2007 IACP Award Winner!

In The Improvisational Cook, Sally Schneider helps home cooks declare their independence from recipes and set lists of ingredients and offers an invitation to a fun, more spontaneous way to cook with whatever is on hand. But how do you become an improvisational cook

Once you understand how a basic technique or a recipe works, you can then begin to improvise. Start with one of The Improvisational Cook's essential recipes, such as Caramelized Onions. A special Understanding section follows, explaining the internal logic of the recipe and its creative possibilities. With that in mind, a savory onion jam; a real onion dip; a quick bruschetta topped with the onions, anchovies, and olives; or a rustic onion soup with dried porcini mushrooms is just a step or two beyond. Sally's notated improvisations illustrate simple, clever approaches and can be followed as is or used as a jumping-off point.

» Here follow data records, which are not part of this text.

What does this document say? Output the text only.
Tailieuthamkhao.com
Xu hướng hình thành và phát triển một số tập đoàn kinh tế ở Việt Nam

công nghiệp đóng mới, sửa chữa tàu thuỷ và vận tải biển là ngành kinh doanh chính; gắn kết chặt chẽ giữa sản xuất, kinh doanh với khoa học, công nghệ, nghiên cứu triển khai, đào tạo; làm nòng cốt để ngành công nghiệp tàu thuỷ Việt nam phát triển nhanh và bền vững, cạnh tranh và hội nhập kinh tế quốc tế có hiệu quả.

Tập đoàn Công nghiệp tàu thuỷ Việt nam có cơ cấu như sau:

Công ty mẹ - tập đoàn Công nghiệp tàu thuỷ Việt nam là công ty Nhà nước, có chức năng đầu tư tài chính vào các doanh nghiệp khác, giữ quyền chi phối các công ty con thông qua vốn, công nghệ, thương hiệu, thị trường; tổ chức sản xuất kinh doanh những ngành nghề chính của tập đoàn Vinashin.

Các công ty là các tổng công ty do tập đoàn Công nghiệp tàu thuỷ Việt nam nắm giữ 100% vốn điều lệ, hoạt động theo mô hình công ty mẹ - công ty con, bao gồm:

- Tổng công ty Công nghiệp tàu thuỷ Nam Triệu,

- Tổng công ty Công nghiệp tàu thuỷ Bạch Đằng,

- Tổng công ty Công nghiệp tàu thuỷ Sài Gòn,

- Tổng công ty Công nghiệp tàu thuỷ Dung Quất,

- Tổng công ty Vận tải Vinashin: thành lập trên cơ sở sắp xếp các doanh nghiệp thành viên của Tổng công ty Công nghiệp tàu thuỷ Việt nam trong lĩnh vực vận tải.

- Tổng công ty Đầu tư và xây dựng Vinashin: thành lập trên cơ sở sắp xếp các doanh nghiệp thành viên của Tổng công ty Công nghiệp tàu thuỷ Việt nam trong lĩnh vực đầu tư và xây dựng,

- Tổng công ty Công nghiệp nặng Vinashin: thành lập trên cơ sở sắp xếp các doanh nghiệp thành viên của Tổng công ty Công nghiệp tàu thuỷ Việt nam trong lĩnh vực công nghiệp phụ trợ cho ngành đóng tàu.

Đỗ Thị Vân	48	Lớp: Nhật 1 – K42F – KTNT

The possibilities are endless. Slow-roast fish at 300 degrees, along with some cherry tomatoes and olives for a sauce. Prepare a savory lemon jam to go with lamb or veal chops, or turn it into a cake filling. Roast a whole lobster instead of a fish in a salt crust. Add minced rosemary or Earl Grey tea to butter cookie dough. Turn a brownie batter into an elegant pepper-scented chocolate cake.

Sally gives you the know-how to embellish, adapt, change, alter, modify, and experiment in your cooking with plenty of encouragement and helpful information -- the tools and insights you need to find your own voice and cook improvi-sationally. These include an exploration of the inside of improvisation -- the creative mind-set, where to find inspiration, how to deal with the unexpected, practical approaches to learning what goes with what, including a chart of classic flavor affinities, and tips on organizing your kitchen to make improvising easier, from long-keeping pantry staples to makeshift tools.

Using The Improvisational Cook, you'll discover a way of cooking that's fun, unfussy, and truly pleasurable. Everyday cooking can become creative every day.